Suggested next steps for integrating the exposome and SODH in clinical care

  • Enhancing risk classification and precision medicine: Incorporating exposome and SDOH data into clinical models allows for more nuanced risk classification, advancing the goals of precision medicine. Rather than relying solely on traditional clinical risk factors or genetic data, clinicians can use detailed environmental and social exposure profiles to identify patients at higher risk for specific diseases or adverse outcomes. This approach recognizes that environmental and social factors are major drivers of disease variability and progression, and that their inclusion can improve the accuracy of diagnosis, prognosis, and treatment selection.

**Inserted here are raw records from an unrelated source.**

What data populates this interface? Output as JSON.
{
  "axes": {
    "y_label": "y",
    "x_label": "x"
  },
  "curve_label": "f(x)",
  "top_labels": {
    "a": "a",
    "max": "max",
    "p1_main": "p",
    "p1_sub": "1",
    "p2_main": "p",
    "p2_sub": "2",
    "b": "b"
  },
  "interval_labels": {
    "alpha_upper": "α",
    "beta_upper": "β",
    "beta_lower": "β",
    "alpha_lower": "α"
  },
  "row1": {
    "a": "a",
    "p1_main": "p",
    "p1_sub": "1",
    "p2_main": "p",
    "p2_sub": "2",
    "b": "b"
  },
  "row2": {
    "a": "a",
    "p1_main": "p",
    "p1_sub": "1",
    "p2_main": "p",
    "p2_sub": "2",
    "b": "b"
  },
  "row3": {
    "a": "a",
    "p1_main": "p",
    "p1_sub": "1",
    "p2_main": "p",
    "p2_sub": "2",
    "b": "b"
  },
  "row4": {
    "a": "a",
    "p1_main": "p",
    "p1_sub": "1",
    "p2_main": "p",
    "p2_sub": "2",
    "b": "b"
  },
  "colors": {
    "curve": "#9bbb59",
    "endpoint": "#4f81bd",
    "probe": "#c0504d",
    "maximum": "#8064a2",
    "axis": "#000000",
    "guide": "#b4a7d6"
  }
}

  • Targeting individual-level causal exposures: A key clinical implication is the prioritization of interventions that address individual-level causal exposures. By identifying actionable environmental or behavioral risk factors (e.g., exposure to specific pollutants or psychosocial stressors), clinicians can recommend feasible targeted interventions that are impactful for patients. This may include personalized lifestyle modifications, environmental risk mitigation, or referrals to community resources that address specific social needs.

  • Psychoeducation and empowerment: Psychoeducation is essential for helping clinicians, patients, and families understand the role of exposome and SDOH in health and disease. Educating all stakeholders about how environmental and social factors contribute to illness and health disparities can foster greater engagement, collaboration in shared decision making, adherence to interventions, and advocacy for healthier environments. This includes discussing the modifiable nature of many exposures and the interplay between environment and biology.

Conclusions

The exposome framework holds transformative potential for both research and clinical mental health aspects. From a research perspective, advancing exposome science enables a shift from descriptive associations to actionable insights, uncovering root causes of health disparities and informing policies that promote equity. Clinically, integrating exposome and SDOH data empowers providers to identify at-risk individuals, tailor interventions to modifiable environmental and social factors, and educate patients and families about external drivers of health and disease. Together, these advances bridge the gap between environmental understanding and real-world application, fostering precision prevention, personalized care, and a more equitable future for mental health across the lifespan.